Moto2

Moto2-Qualifying Motegi 2018: Bagnaia-Pole, Schrötter in Top-5

Francesco Bagnaia holt beim Moto2-Qualifying in Motegi/Japan die Pole. Marcel Schrötter kämpft sich am Ende noch in die Top-5 nach vorne.
von Tobias Ebner

Motorsport-Magazin.com - Francesco Bagnaia steht auch beim Moto2-Rennen in Japan auf der Pole. Der Rossi-Junior setzte sich beim Qualifying auf dem Twin Ring Motegi durch und fuhr dabei früh die Bestzeit. Für Marcel Schrötter ging es nach zähem Beginn noch in die zweite Reihe nach vorne.

Die Platzierungen: Francesco Bagnaia lag nach den ersten Runs mit einer Fabelzeit von 1:50.759 an der Spitze, vor Iker Lecuona, Fabio Quartararo, Lorenzo Baldassarri und Alex Marquez. Marcel Schrötter reihte sich zunächst auf P8 ein, die beiden Schweizer Dominique Aegerter auf P16 und Jesko Raffin auf P22.

Am Ende kam niemand mehr an Bagnaias Top-Zeit vom Sessionbeginn heran. Der Rossi-Schützling steht damit auf der Pole, neben Quartararo und Lecuona. Schrötter kämpfte sich noch auf Startplatz vier nach vorne, gefolgt von Baldassarri und Marquez. Xavi Vierge, Tetsuta Nagashima, Miguel Oliveira und Brad Binder schafften es noch in die Top-10. Dominique Aegerter wurde 17., Jesko Raffin qualifizierte sich für P24.

Die Zwischenfälle: Nach knapp 20 Minuten ging Stefano Manzi zu Boden. Er kam ungeschoren davon und bewegte die Reste seines arg ramponierten Bikes selbstständig zurück an die Box. Wenige Minuten vor Schluss stürzte Augusto Fernandez in Kurve 10.
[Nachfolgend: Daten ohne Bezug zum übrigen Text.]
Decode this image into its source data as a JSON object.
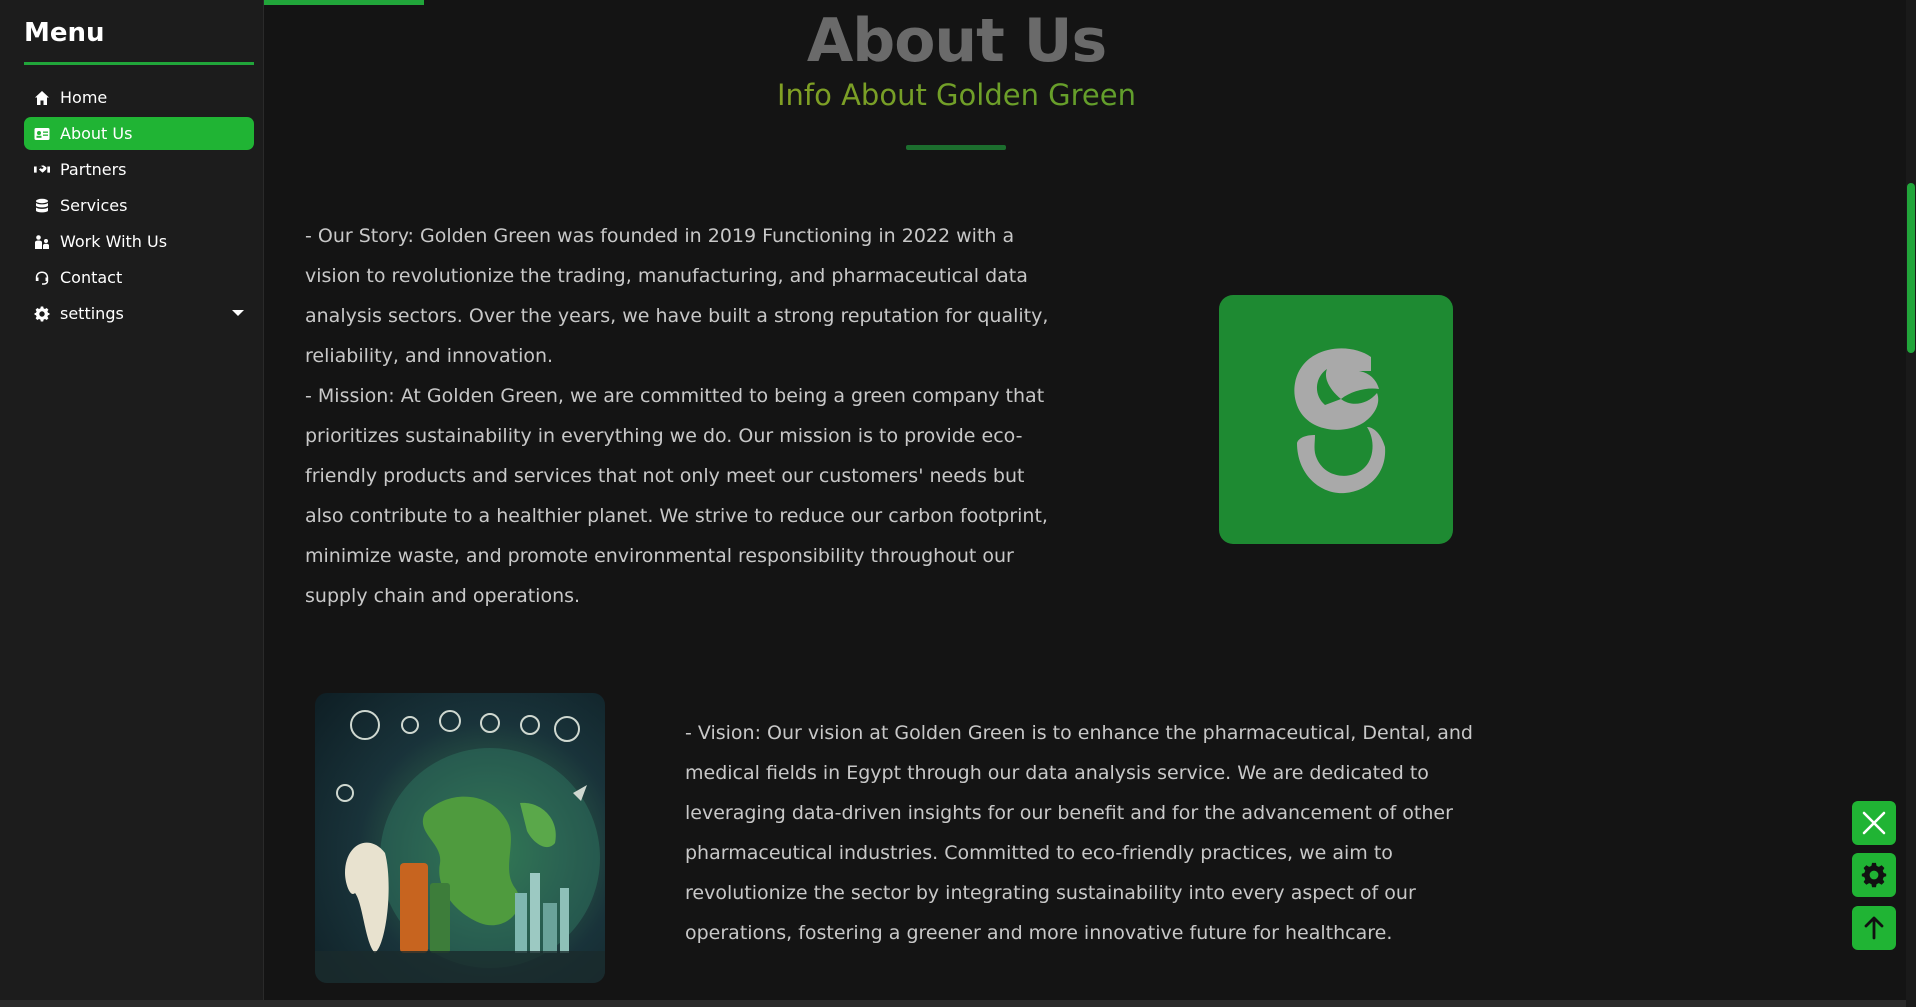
{
  "sidebar": {
    "title": "Menu",
    "items": [
      {
        "label": "Home",
        "icon": "home-icon"
      },
      {
        "label": "About Us",
        "icon": "id-card-icon",
        "active": true
      },
      {
        "label": "Partners",
        "icon": "handshake-icon"
      },
      {
        "label": "Services",
        "icon": "database-icon"
      },
      {
        "label": "Work With Us",
        "icon": "people-icon"
      },
      {
        "label": "Contact",
        "icon": "headset-icon"
      },
      {
        "label": "settings",
        "icon": "gear-icon",
        "has_dropdown": true
      }
    ]
  },
  "page": {
    "title": "About Us",
    "subtitle": "Info About Golden Green"
  },
  "story": {
    "paragraph1": "- Our Story: Golden Green was founded in 2019 Functioning in 2022 with a vision to revolutionize the trading, manufacturing, and pharmaceutical data analysis sectors. Over the years, we have built a strong reputation for quality, reliability, and innovation.",
    "paragraph2": "- Mission: At Golden Green, we are committed to being a green company that prioritizes sustainability in everything we do. Our mission is to provide eco-friendly products and services that not only meet our customers' needs but also contribute to a healthier planet. We strive to reduce our carbon footprint, minimize waste, and promote environmental responsibility throughout our supply chain and operations."
  },
  "vision": {
    "paragraph": "- Vision: Our vision at Golden Green is to enhance the pharmaceutical, Dental, and medical fields in Egypt through our data analysis service. We are dedicated to leveraging data-driven insights for our benefit and for the advancement of other pharmaceutical industries. Committed to eco-friendly practices, we aim to revolutionize the sector by integrating sustainability into every aspect of our operations, fostering a greener and more innovative future for healthcare."
  },
  "colors": {
    "accent": "#20b434",
    "logo_bg": "#1e8a32",
    "background": "#141414",
    "sidebar_bg": "#1c1c1c"
  },
  "floating_buttons": [
    "close-icon",
    "gear-icon",
    "arrow-up-icon"
  ]
}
Das Wetter: Das Wetter hielt auch beim Qualifying der Moto2-Klasse stand. Die Wolken haben sich wieder ein bisschen zurückgezogen und der Sonne damit mehr Freiraum geboten. Damit erwärmten sich die Luft auf knapp 22 Grad und die Strecke auf knapp 30 Grad. Gute Bedingungen also für die Jagd der mittleren Klasse nach den besten Startplätzen.

Die Analyse: Francesco Bagnaia drückte dem Geschehen im Qualifying seinen Stempel auf und geht damit als Favorit in den Japan-GP der Moto2. Auch Iker Lecuona sah bisher stark aus an diesem Wochenende. Marcel Schrötter hält nicht ganz so gut mit wie sonst, für ein solides Top-10-Resultat sollte es aber reichen. Dominique Aegerter und Jesko Raffin müssen um Punkte bangen.